COMÉDIE
Si l'on peut suivre aisément la naissance et le développement de la comédie dans le monde occidental, il est impossible de donner une définition univoque et précise de ce terme. Tantôt il se comprend par opposition à la tragédie, pour désigner une pièce de théâtre dont les personnages appartiennent à une humanité moyenne et dont les péripéties trouvent une conclusion heureuse. Tantôt il vise à différencier la comédie de la farce, dont elle se distinguerait par une expression plus décente, plus conforme à la vraisemblance et plus chargée d'intentions littéraires. La comédie ne se confond pas davantage avec la notion de comique : elle peut tirer ses ressources aussi bien du romanesque que de la fantaisie, de l'analyse psychologique que de l'improvisation débridée. Mieux : le mot de comédie a souvent été utilisé pour renvoyer à toute espèce de théâtre, de la même manière que, dans la langue usuelle, comédien veut dire tout simplement acteur.
S'attache-t-on, d'un autre côté, à étudier la comédie dans son développement historique, on aperçoit d'égales incertitudes à l'intérieur de chaque période et dans chaque pays. Malgré les tentatives qui ont été faites pour codifier ce genre, il n'a pas cessé d'être protéiforme à l'extrême : de la comédie d'intrigue à la comédie larmoyante, de la pastorale à la comédie-ballet et à la comédie musicale moderne, de la comédie héroïque à la comédie de l'absurde, ses aspects sont d'une variété extraordinaire. Plus profondément, la comédie a souffert d'une contradiction fondamentale qui n'a cessé de la marquer depuis sa naissance jusqu'au seuil de l'âge moderne : longtemps écartelée entre ses origines populaires et une ambition littéraire de plus en plus affirmée, elle perdra ses signes distinctifs quand le théâtre aura achevé de se couper de ses racines, à l'âge industriel et bourgeois. La tragédie devenue impossible et la farce exsangue, elle se confondra avec un très large secteur de la littérature dramatique, pour régner sur presque toutes les scènes, selon différentes formules, mais sous l'empire des mêmes conventions. À mesure qu'elle commencera ensuite à se scléroser et que la société se transformera alentour, la comédie sera contestée, voire dynamitée par les écrivains eux-mêmes, avec une hardiesse qui ne fera que croître tout au long du xxe siècle : en même temps que se fera une sorte de table rase, on cherchera alors à retrouver les conditions d'un nouvel enracinement du théâtre.
La comédie antique
La comédie européenne est née en Grèce, dans le cadre des fêtes traditionnelles en l'honneur de Dionysos. Au milieu des réjouissances populaires qui suivaient les cérémonies religieuses, un cortège burlesque se formait dans une explosion de plaisanteries et de chansons : ce théâtre quasi spontané engendra dès le vie siècle avant J.-C., dans les pays doriens, puis à Mégare et en Sicile, des représentations plus concertées, farces, pantomimes ou divertissements mythologiques. Mais ce ne fut guère avant 460 que l'on admit la comédie aux représentations officielles qui avaient cours en Attique : considérée dès son apparition comme un genre mineur, la comédie grecque porta longtemps les traces de son origine populaire.

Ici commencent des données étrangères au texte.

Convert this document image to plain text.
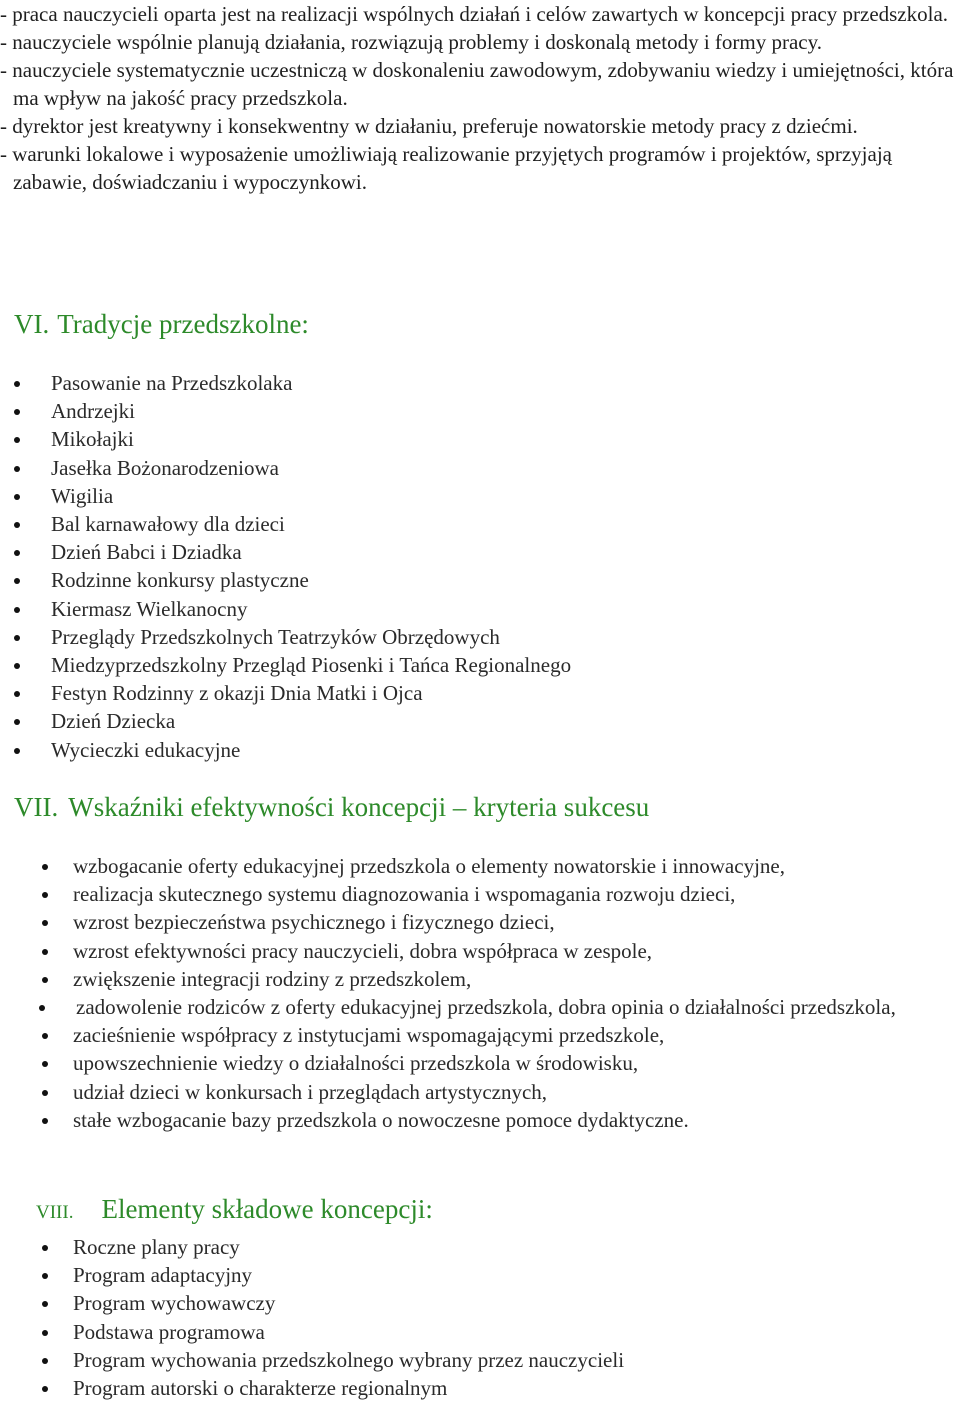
- praca nauczycieli oparta jest na realizacji wspólnych działań i celów zawartych w koncepcji pracy przedszkola.
- nauczyciele wspólnie planują działania, rozwiązują problemy i doskonalą metody i formy pracy.
- nauczyciele systematycznie uczestniczą w doskonaleniu zawodowym, zdobywaniu wiedzy i umiejętności, która ma wpływ na jakość pracy przedszkola.
- dyrektor jest kreatywny i konsekwentny w działaniu, preferuje nowatorskie metody pracy z dziećmi.
- warunki lokalowe i wyposażenie umożliwiają realizowanie przyjętych programów i projektów, sprzyjają zabawie, doświadczaniu i wypoczynkowi.
VI. Tradycje przedszkolne:
Pasowanie na Przedszkolaka
Andrzejki
Mikołajki
Jasełka Bożonarodzeniowa
Wigilia
Bal karnawałowy dla dzieci
Dzień Babci i Dziadka
Rodzinne konkursy plastyczne
Kiermasz Wielkanocny
Przeglądy Przedszkolnych Teatrzyków Obrzędowych
Miedzyprzedszkolny Przegląd Piosenki i Tańca Regionalnego
Festyn Rodzinny z okazji Dnia Matki i Ojca
Dzień Dziecka
Wycieczki edukacyjne
VII. Wskaźniki efektywności koncepcji – kryteria sukcesu
wzbogacanie oferty edukacyjnej przedszkola o elementy nowatorskie i innowacyjne,
realizacja skutecznego systemu diagnozowania i wspomagania rozwoju dzieci,
wzrost bezpieczeństwa psychicznego i fizycznego dzieci,
wzrost efektywności pracy nauczycieli, dobra współpraca w zespole,
zwiększenie integracji rodziny z przedszkolem,
zadowolenie rodziców z oferty edukacyjnej przedszkola, dobra opinia o działalności przedszkola,
zacieśnienie współpracy z instytucjami wspomagającymi przedszkole,
upowszechnienie wiedzy o działalności przedszkola w środowisku,
udział dzieci w konkursach i przeglądach artystycznych,
stałe wzbogacanie bazy przedszkola o nowoczesne pomoce dydaktyczne.
VIII. Elementy składowe koncepcji:
Roczne plany pracy
Program adaptacyjny
Program wychowawczy
Podstawa programowa
Program wychowania przedszkolnego wybrany przez nauczycieli
Program autorski o charakterze regionalnym
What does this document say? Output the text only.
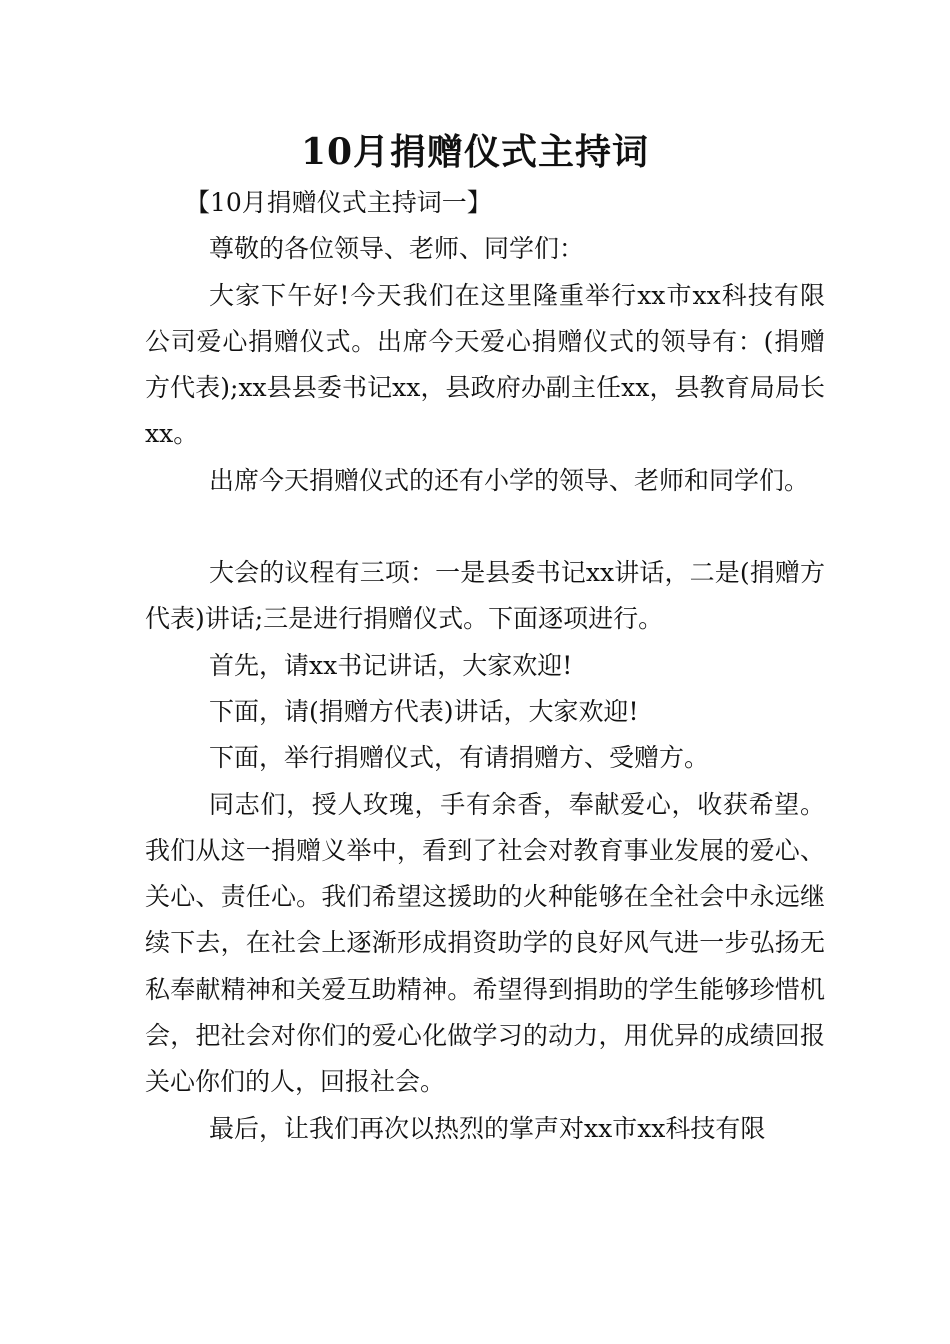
10月捐赠仪式主持词

【10月捐赠仪式主持词一】

尊敬的各位领导、老师、同学们：

大家下午好!今天我们在这里隆重举行xx市xx科技有限公司爱心捐赠仪式。出席今天爱心捐赠仪式的领导有：(捐赠方代表);xx县县委书记xx，县政府办副主任xx，县教育局局长xx。

出席今天捐赠仪式的还有小学的领导、老师和同学们。

大会的议程有三项：一是县委书记xx讲话，二是(捐赠方代表)讲话;三是进行捐赠仪式。下面逐项进行。

首先，请xx书记讲话，大家欢迎!

下面，请(捐赠方代表)讲话，大家欢迎!

下面，举行捐赠仪式，有请捐赠方、受赠方。

同志们，授人玫瑰，手有余香，奉献爱心，收获希望。我们从这一捐赠义举中，看到了社会对教育事业发展的爱心、关心、责任心。我们希望这援助的火种能够在全社会中永远继续下去，在社会上逐渐形成捐资助学的良好风气进一步弘扬无私奉献精神和关爱互助精神。希望得到捐助的学生能够珍惜机会，把社会对你们的爱心化做学习的动力，用优异的成绩回报关心你们的人，回报社会。

最后，让我们再次以热烈的掌声对xx市xx科技有限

Dans une première phase, qui va environ de 450 à la fin du ve siècle, la « comédie ancienne » est illustrée surtout par Aristophane ; fantaisiste jusqu'au mépris de toute vraisemblance, mariant la bouffonnerie et la poésie, elle n'en mord pas moins directement sur le réel : elle met en scène les petites gens de l'Attique aux prises avec l'actualité la plus immédiate, pour s'en prendre avec virulence aux personnages en place, aux mœurs politiques, voire aux fondements de la cité. Sa marque principale est la liberté de l'imagination, du langage, du geste et de la pensée. Mais, à la fin du ve siècle, les auteurs comiques sont amenés à renoncer à toute satire trop actuelle et trop précise : la « comédie moyenne », qui dure jusque vers 330, cherche ses thèmes dans la mythologie et dans l'observation des mœurs, en attendant que Ménandre, principal auteur de la « comédie nouvelle » (330-250), oriente cet art vers la peinture de l'amour contrarié, des caractères et des conditions, en évitant toutes les outrances du langage ; l'intrigue s'émonde, elle aussi, et la psychologie s'affine pour exprimer les grandes lignes d'une morale positive. On voit le chemin parcouru : du comique au plaisant, du merveilleux et du bouffon au naturel, de la satire débridée à la leçon morale, de la fête populaire au divertissement de bonne compagnie. Entre-temps, Aristote aura proposé l'une des premières définitions de la comédie qui doit être, selon lui, « l'imitation d'hommes de qualité morale inférieure, non en toute espèce de vie, mais dans le domaine du risible, lequel est une partie du laid. Car le risible est un défaut et une laideur sans douleur ni dommage. » La comédie va-t-elle accéder à la dignité de genre littéraire ? Arrivée à sa maturité, elle entre paradoxalement en décadence, au profit du théâtre populaire qu'elle avait essayé de détrôner.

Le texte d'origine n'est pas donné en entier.